Twisted Black Hole Is Taub-NUT

TL;DR

This paper analyzes a proposed twisted black hole solution, revealing it is actually a Taub-NUT geometry with conical singularities and closed timelike curves, thus lacking physical viability despite initial claims of novelty.

Contribution

It clarifies that the purported twisted black hole is not a new solution but is equivalent to the known Taub-NUT geometry with inherent pathologies.

Findings

Presence of conical singularity along the rotation axis

Existence of closed timelike curves in the spacetime

The solution is equivalent to the Taub-NUT geometry

Abstract

Recently a purportedly novel solution of the vacuum Einstein field equations was discovered: it supposedly describes an asymptotically flat twisted black hole in 4-dimensions whose exterior spacetime rotates in a peculiar manner -- the frame dragging in the northern hemisphere is opposite from that of the southern hemisphere, which results in a globally vanishing angular momentum.

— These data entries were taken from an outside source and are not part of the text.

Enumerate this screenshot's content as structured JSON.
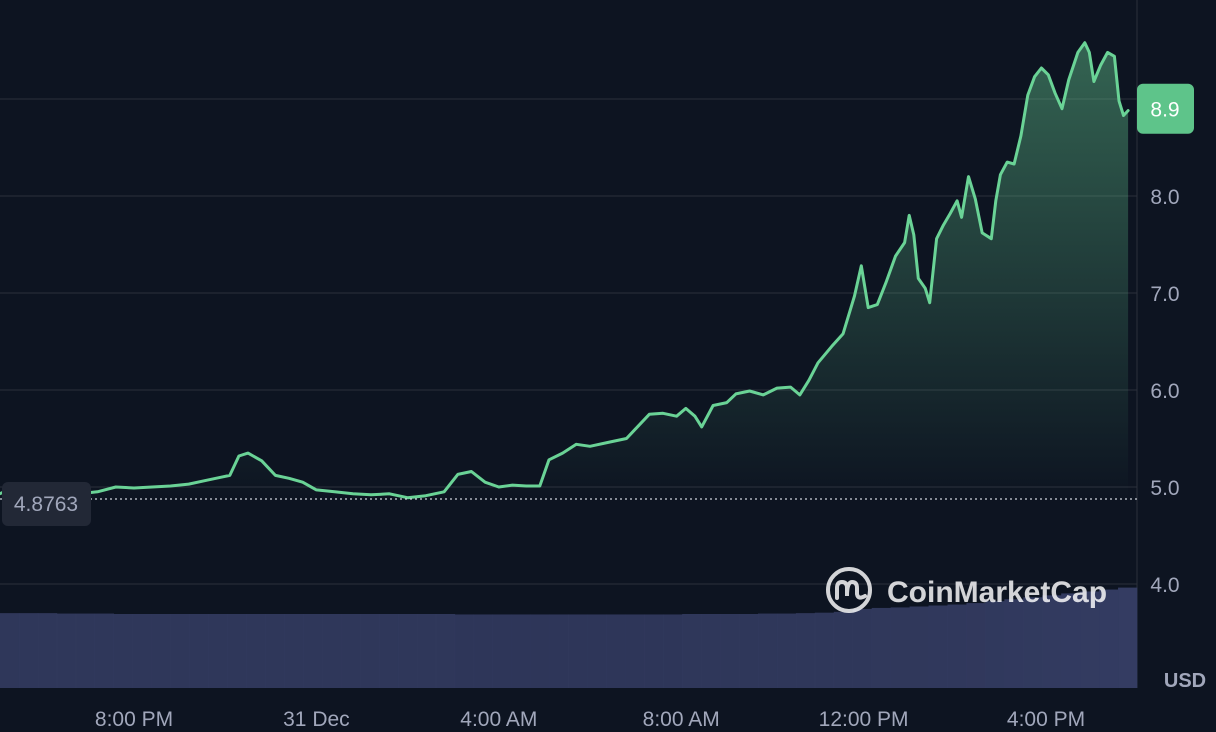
{
  "colors": {
    "background": "#0d1421",
    "grid": "#2b303c",
    "line": "#6ad396",
    "line_below_open": "#ea3943",
    "badge": "#5ec48a",
    "volume": "#343c62",
    "text": "#a1a7bb"
  },
  "currency_label": "USD",
  "watermark": "CoinMarketCap",
  "watermark_icon": "coinmarketcap-logo-icon",
  "chart_data": {
    "type": "area",
    "title": "",
    "xlabel": "",
    "ylabel": "",
    "currency": "USD",
    "ylim": [
      3.0,
      9.9
    ],
    "yticks": [
      4.0,
      5.0,
      6.0,
      7.0,
      8.0
    ],
    "ytick_labels": [
      "4.0",
      "5.0",
      "6.0",
      "7.0",
      "8.0"
    ],
    "xticks": [
      {
        "label": "8:00 PM",
        "hour": 4
      },
      {
        "label": "31 Dec",
        "hour": 8
      },
      {
        "label": "4:00 AM",
        "hour": 12
      },
      {
        "label": "8:00 AM",
        "hour": 16
      },
      {
        "label": "12:00 PM",
        "hour": 20
      },
      {
        "label": "4:00 PM",
        "hour": 24
      }
    ],
    "x_domain_hours": [
      1.0,
      25.8
    ],
    "open_price": 4.8763,
    "open_label": "4.8763",
    "current_price": 8.9,
    "current_label": "8.9",
    "grid": true,
    "series": [
      {
        "type": "line",
        "points": [
          [
            1.0,
            4.92
          ],
          [
            1.3,
            4.98
          ],
          [
            1.7,
            4.97
          ],
          [
            2.0,
            4.96
          ],
          [
            2.4,
            4.95
          ],
          [
            2.8,
            4.93
          ],
          [
            3.2,
            4.95
          ],
          [
            3.6,
            5.0
          ],
          [
            4.0,
            4.99
          ],
          [
            4.4,
            5.0
          ],
          [
            4.8,
            5.01
          ],
          [
            5.2,
            5.03
          ],
          [
            5.6,
            5.07
          ],
          [
            5.9,
            5.1
          ],
          [
            6.1,
            5.12
          ],
          [
            6.3,
            5.32
          ],
          [
            6.5,
            5.35
          ],
          [
            6.8,
            5.27
          ],
          [
            7.1,
            5.12
          ],
          [
            7.4,
            5.09
          ],
          [
            7.7,
            5.05
          ],
          [
            8.0,
            4.97
          ],
          [
            8.4,
            4.95
          ],
          [
            8.8,
            4.93
          ],
          [
            9.2,
            4.92
          ],
          [
            9.6,
            4.93
          ],
          [
            10.0,
            4.89
          ],
          [
            10.4,
            4.91
          ],
          [
            10.8,
            4.95
          ],
          [
            11.1,
            5.13
          ],
          [
            11.4,
            5.16
          ],
          [
            11.7,
            5.05
          ],
          [
            12.0,
            5.0
          ],
          [
            12.3,
            5.02
          ],
          [
            12.6,
            5.01
          ],
          [
            12.9,
            5.01
          ],
          [
            13.1,
            5.28
          ],
          [
            13.4,
            5.35
          ],
          [
            13.7,
            5.44
          ],
          [
            14.0,
            5.42
          ],
          [
            14.4,
            5.46
          ],
          [
            14.8,
            5.5
          ],
          [
            15.0,
            5.6
          ],
          [
            15.3,
            5.75
          ],
          [
            15.6,
            5.76
          ],
          [
            15.9,
            5.73
          ],
          [
            16.1,
            5.81
          ],
          [
            16.3,
            5.73
          ],
          [
            16.45,
            5.62
          ],
          [
            16.7,
            5.84
          ],
          [
            17.0,
            5.87
          ],
          [
            17.2,
            5.96
          ],
          [
            17.5,
            5.99
          ],
          [
            17.8,
            5.95
          ],
          [
            18.1,
            6.02
          ],
          [
            18.4,
            6.03
          ],
          [
            18.6,
            5.95
          ],
          [
            18.8,
            6.1
          ],
          [
            19.0,
            6.28
          ],
          [
            19.3,
            6.45
          ],
          [
            19.55,
            6.58
          ],
          [
            19.8,
            6.97
          ],
          [
            19.95,
            7.28
          ],
          [
            20.1,
            6.85
          ],
          [
            20.3,
            6.88
          ],
          [
            20.5,
            7.12
          ],
          [
            20.7,
            7.38
          ],
          [
            20.9,
            7.52
          ],
          [
            21.0,
            7.8
          ],
          [
            21.1,
            7.6
          ],
          [
            21.2,
            7.15
          ],
          [
            21.35,
            7.05
          ],
          [
            21.45,
            6.9
          ],
          [
            21.6,
            7.56
          ],
          [
            21.75,
            7.7
          ],
          [
            21.9,
            7.82
          ],
          [
            22.05,
            7.95
          ],
          [
            22.15,
            7.78
          ],
          [
            22.3,
            8.2
          ],
          [
            22.45,
            7.97
          ],
          [
            22.6,
            7.62
          ],
          [
            22.8,
            7.56
          ],
          [
            22.9,
            7.95
          ],
          [
            23.0,
            8.22
          ],
          [
            23.15,
            8.35
          ],
          [
            23.3,
            8.33
          ],
          [
            23.45,
            8.62
          ],
          [
            23.6,
            9.04
          ],
          [
            23.75,
            9.23
          ],
          [
            23.9,
            9.32
          ],
          [
            24.05,
            9.25
          ],
          [
            24.2,
            9.06
          ],
          [
            24.35,
            8.9
          ],
          [
            24.5,
            9.2
          ],
          [
            24.7,
            9.48
          ],
          [
            24.85,
            9.58
          ],
          [
            24.95,
            9.48
          ],
          [
            25.05,
            9.18
          ],
          [
            25.2,
            9.35
          ],
          [
            25.35,
            9.48
          ],
          [
            25.5,
            9.44
          ],
          [
            25.6,
            8.98
          ],
          [
            25.7,
            8.83
          ],
          [
            25.8,
            8.88
          ]
        ]
      },
      {
        "type": "volume",
        "values": [
          0.52,
          0.52,
          0.52,
          0.51,
          0.51,
          0.51,
          0.5,
          0.5,
          0.5,
          0.5,
          0.5,
          0.5,
          0.5,
          0.5,
          0.5,
          0.5,
          0.5,
          0.5,
          0.5,
          0.5,
          0.5,
          0.5,
          0.5,
          0.5,
          0.49,
          0.49,
          0.49,
          0.49,
          0.49,
          0.49,
          0.49,
          0.49,
          0.49,
          0.49,
          0.49,
          0.49,
          0.5,
          0.5,
          0.5,
          0.5,
          0.51,
          0.51,
          0.52,
          0.53,
          0.55,
          0.56,
          0.58,
          0.59,
          0.61,
          0.63,
          0.65,
          0.68,
          0.72,
          0.76,
          0.8,
          0.84,
          0.88,
          0.92,
          0.96,
          1.0
        ]
      }
    ]
  }
}
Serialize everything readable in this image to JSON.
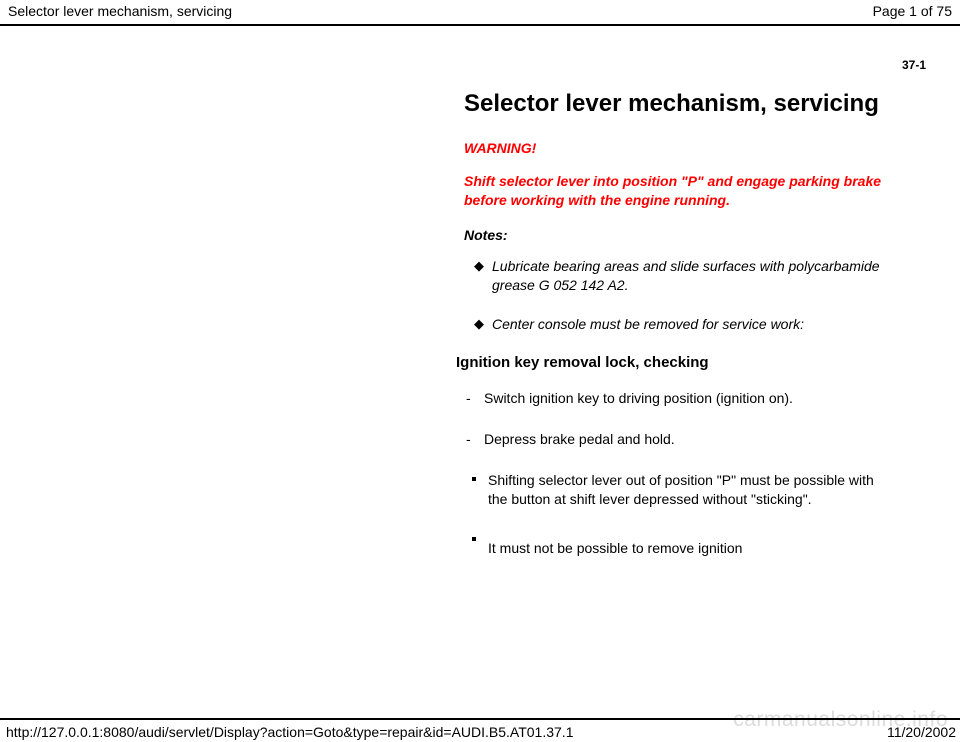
{
  "header": {
    "title": "Selector lever mechanism, servicing",
    "page_indicator": "Page 1 of 75"
  },
  "section_number": "37-1",
  "doc_title": "Selector lever mechanism, servicing",
  "warning": {
    "label": "WARNING!",
    "text": "Shift selector lever into position \"P\" and engage parking brake before working with the engine running."
  },
  "notes_label": "Notes:",
  "notes": [
    "Lubricate bearing areas and slide surfaces with polycarbamide grease G 052 142 A2.",
    "Center console must be removed for service work:"
  ],
  "sub_heading": "Ignition key removal lock, checking",
  "steps_dash": [
    "Switch ignition key to driving position (ignition on).",
    "Depress brake pedal and hold."
  ],
  "steps_dot": [
    "Shifting selector lever out of position \"P\" must be possible with the button at shift lever depressed without \"sticking\"."
  ],
  "steps_dot_tail": "It must not be possible to remove ignition",
  "footer": {
    "url": "http://127.0.0.1:8080/audi/servlet/Display?action=Goto&type=repair&id=AUDI.B5.AT01.37.1",
    "date": "11/20/2002"
  },
  "watermark": "carmanualsonline.info",
  "colors": {
    "text": "#000000",
    "warning": "#ff0000",
    "watermark": "#dcdcdc",
    "rule": "#000000",
    "background": "#ffffff"
  }
}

Furthermore it was shown that the spacetime has no curvature singularity. We show that the geometry of this black hole spacetime is nevertheless not free of pathological features. In particular, it harbors a rather drastic conical singularity along the axis of rotation. In addition, there exist closed timelike curves due to the fact that the constant r and constant t surfaces are not globally Riemannian. In fact, none of these are that surprising since the solution is just the Taub-NUT geometry. As such, despite the original claim that the twisted black hole might have observational consequences, it cannot be.